Fiorella  added, “Having a group like Vaccines at Work to be able to design these tools and do the thinking for us is very important, because we’re in the midst of the fire…It’s helpful to have groups like yours helping respond to what we are seeing. You’re listening to us, you’re hearing this is what works, what doesn’t work. You’re responding. This is what we need.”

Martha Zapata, the Executive Director of Uma Tulsa, said Vaccines at Work helped her organization conduct outreach to Latino-owned small businesses in Tulsa, Oklahoma. Uma Tulsa encouraged business owners and their employees to get vaccinated by using the Vaccines at Work model and working with their local government. Uma Tulsa also shared how their reach went beyond individual employees: “Latinos tend to do everything, as a family… Something I noticed that warmed my heart is to see entire family groups being vaccinated. So that means that the employee [who we reached through their business] who came to be vaccinated was often not alone.”

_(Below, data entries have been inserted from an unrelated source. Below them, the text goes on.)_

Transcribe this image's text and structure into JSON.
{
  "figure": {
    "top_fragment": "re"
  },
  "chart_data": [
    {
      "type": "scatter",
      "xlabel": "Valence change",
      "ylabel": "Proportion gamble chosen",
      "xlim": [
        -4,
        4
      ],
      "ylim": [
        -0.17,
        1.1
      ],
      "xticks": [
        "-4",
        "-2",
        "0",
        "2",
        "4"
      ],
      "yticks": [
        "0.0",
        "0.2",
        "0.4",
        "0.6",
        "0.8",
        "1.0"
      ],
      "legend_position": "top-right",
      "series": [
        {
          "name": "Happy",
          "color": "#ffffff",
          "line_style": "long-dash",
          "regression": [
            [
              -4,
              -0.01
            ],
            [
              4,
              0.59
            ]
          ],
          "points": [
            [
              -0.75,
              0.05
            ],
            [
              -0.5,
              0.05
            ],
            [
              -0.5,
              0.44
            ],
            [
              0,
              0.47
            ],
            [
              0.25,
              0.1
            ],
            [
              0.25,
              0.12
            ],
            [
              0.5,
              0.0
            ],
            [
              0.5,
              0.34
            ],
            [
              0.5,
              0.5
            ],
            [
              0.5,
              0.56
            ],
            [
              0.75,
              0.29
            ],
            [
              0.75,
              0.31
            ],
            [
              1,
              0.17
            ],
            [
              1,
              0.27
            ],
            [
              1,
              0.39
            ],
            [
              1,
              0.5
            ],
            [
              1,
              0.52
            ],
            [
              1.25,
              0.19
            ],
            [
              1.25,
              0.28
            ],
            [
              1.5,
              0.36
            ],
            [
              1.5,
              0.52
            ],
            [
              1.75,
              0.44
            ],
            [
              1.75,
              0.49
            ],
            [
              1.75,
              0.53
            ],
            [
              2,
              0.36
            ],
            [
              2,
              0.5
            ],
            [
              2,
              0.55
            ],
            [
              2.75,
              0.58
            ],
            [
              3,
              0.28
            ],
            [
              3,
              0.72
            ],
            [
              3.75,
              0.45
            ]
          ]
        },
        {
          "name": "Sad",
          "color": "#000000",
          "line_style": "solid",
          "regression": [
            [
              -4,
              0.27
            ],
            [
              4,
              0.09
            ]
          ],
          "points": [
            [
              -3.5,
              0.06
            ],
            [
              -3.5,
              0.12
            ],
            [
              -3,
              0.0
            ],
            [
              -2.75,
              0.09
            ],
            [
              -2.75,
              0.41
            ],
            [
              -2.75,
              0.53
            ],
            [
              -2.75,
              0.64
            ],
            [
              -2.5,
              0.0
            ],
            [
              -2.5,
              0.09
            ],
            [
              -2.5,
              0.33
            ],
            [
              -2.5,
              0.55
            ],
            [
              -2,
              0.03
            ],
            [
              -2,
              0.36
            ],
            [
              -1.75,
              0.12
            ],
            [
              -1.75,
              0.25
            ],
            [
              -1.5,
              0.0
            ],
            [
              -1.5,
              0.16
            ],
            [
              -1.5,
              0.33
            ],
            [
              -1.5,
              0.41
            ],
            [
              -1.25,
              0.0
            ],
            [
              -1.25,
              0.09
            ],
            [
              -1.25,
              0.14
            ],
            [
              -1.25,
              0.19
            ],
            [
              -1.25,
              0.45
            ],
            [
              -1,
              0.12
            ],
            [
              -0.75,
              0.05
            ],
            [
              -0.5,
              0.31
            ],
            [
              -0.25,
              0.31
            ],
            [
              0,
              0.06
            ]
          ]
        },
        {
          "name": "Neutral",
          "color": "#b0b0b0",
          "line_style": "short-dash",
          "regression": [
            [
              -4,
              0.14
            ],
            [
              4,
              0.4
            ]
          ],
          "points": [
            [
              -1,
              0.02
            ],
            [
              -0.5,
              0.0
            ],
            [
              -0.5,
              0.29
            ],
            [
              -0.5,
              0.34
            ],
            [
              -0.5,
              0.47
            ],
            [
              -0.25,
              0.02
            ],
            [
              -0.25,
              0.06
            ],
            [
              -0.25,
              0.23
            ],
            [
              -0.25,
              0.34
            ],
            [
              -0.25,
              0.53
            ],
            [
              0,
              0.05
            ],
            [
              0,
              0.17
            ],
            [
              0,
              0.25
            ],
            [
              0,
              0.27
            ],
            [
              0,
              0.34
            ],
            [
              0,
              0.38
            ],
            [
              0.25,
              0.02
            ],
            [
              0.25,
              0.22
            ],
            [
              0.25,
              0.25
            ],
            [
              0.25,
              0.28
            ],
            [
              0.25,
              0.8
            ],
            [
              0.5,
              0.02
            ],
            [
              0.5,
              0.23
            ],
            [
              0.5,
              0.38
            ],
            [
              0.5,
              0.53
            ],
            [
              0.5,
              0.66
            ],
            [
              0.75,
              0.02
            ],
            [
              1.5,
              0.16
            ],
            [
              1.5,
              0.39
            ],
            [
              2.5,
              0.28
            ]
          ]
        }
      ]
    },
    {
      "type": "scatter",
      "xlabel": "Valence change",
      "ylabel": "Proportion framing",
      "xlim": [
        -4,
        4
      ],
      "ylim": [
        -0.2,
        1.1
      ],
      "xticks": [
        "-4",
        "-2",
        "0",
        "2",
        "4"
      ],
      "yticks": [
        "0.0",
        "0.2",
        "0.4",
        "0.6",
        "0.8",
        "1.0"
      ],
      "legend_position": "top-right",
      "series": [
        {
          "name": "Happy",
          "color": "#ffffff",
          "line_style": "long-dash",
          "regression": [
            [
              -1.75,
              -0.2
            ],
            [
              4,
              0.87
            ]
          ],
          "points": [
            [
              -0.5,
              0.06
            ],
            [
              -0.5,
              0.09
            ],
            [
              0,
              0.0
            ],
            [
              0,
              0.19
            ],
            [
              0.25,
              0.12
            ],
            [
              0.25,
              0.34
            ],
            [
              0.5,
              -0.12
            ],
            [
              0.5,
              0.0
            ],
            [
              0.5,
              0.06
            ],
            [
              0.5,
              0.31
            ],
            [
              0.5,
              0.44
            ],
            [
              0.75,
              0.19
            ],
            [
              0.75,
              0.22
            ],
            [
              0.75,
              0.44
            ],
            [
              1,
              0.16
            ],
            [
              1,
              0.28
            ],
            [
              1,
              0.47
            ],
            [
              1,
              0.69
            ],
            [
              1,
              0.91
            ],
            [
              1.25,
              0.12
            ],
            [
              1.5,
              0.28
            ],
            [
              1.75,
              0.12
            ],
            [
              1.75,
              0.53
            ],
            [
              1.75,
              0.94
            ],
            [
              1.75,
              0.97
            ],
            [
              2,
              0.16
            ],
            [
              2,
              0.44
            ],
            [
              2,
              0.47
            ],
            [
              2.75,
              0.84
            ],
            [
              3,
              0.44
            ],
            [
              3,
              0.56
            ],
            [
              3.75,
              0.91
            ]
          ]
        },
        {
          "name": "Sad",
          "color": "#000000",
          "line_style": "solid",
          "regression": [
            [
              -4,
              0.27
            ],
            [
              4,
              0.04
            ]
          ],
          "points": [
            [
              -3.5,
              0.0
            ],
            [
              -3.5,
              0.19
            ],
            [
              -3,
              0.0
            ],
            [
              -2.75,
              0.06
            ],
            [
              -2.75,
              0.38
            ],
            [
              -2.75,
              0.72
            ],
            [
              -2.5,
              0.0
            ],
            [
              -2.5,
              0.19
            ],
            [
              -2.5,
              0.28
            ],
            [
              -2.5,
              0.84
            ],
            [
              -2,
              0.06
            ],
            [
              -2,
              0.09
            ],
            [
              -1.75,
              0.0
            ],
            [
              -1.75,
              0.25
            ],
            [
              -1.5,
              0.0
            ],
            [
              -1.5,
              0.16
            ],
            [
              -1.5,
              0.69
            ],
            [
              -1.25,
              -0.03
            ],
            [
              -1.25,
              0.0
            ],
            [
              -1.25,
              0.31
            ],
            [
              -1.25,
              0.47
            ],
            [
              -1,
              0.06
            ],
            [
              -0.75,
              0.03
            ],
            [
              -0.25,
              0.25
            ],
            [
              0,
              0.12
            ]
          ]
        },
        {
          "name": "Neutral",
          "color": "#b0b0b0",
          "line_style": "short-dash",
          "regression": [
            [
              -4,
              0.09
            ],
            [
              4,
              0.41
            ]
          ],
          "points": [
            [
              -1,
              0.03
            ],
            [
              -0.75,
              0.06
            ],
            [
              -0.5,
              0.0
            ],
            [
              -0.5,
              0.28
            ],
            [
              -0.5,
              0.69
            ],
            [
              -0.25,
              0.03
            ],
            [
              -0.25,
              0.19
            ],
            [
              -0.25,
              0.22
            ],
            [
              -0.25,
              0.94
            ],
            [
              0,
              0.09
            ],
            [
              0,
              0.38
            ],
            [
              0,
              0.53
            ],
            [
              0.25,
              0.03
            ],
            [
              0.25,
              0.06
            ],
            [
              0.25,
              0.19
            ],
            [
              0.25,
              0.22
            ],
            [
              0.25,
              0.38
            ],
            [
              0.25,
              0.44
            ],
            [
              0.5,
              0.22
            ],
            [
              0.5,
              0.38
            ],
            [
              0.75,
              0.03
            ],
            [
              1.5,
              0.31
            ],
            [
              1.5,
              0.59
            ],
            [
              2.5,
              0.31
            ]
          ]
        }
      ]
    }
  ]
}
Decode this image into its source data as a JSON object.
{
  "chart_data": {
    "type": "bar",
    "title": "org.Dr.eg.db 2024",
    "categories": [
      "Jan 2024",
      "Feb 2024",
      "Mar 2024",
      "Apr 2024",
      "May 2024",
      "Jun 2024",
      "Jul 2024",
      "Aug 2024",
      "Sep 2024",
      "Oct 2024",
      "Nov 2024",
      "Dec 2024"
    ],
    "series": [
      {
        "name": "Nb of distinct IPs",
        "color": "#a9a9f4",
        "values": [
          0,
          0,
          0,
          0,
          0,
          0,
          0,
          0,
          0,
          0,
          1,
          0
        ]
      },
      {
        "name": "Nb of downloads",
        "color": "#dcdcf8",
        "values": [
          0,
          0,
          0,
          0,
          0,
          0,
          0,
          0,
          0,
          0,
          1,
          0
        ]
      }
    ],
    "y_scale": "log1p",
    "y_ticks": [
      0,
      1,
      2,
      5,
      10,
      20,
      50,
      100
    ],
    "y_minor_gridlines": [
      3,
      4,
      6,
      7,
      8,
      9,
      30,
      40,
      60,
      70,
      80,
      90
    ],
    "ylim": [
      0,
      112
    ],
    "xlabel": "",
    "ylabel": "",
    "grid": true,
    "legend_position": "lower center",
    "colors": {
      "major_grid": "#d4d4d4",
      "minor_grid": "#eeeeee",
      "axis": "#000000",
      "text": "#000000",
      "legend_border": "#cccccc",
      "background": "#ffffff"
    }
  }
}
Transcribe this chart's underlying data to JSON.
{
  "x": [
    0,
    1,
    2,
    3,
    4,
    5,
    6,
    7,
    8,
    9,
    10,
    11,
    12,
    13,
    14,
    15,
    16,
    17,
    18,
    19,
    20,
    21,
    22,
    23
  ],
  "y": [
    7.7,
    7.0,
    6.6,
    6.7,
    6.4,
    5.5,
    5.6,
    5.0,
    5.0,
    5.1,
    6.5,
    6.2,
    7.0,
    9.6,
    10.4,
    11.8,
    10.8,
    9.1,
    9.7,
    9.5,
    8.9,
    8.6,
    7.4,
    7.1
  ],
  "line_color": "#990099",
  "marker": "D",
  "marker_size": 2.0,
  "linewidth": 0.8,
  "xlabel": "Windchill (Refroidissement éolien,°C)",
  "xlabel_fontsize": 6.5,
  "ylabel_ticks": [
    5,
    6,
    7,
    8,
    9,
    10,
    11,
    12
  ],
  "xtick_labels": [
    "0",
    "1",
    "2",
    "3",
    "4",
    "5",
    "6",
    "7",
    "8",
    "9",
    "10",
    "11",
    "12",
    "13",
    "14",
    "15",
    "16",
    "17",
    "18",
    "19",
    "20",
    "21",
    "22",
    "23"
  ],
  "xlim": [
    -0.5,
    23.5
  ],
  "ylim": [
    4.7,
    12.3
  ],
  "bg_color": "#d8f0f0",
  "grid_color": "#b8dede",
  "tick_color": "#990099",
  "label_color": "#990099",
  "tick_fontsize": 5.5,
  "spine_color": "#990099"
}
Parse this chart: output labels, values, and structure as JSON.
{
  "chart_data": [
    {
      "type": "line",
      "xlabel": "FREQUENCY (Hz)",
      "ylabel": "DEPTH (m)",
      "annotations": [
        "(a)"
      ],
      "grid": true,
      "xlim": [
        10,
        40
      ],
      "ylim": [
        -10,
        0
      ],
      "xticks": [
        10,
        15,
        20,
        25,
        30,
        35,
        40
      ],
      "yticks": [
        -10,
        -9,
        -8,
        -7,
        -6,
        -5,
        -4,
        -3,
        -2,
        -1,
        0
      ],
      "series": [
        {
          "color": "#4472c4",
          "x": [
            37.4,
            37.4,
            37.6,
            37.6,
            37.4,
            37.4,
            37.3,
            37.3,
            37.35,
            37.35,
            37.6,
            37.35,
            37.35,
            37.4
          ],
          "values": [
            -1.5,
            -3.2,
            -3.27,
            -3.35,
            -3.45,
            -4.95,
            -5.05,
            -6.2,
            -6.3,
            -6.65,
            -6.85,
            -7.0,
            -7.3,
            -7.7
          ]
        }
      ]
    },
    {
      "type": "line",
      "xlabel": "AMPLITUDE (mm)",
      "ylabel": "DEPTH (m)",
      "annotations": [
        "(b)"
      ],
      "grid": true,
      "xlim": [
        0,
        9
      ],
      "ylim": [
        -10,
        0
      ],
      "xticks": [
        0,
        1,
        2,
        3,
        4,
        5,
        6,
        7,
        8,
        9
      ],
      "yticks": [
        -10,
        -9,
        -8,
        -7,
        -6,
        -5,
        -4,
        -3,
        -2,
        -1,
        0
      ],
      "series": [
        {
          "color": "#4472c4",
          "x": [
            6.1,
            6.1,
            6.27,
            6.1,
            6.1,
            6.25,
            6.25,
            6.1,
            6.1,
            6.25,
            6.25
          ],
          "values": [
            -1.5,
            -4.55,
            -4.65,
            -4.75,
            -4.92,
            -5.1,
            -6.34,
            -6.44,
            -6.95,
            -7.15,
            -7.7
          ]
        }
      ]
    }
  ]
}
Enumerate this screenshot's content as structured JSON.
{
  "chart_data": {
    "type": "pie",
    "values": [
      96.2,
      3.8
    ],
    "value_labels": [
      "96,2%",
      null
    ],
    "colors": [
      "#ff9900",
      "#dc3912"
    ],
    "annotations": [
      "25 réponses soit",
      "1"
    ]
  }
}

Moving forward: With COVID-19 transmission levels on the rise again and many employees transitioning back to in-person work, it is important that employers closely monitor local conditions and continue to prioritize vaccination in order to provide the safest possible work environment. The Health Action Alliance has a guide to prepare employers for this “new normal” with COVID-19, which makes it the perfect new home for  Vaccines at Work resources going forward. To access Vaccines at Work resources and the full suite of Health Action Alliance’s tools for employers , visit healthaction.org.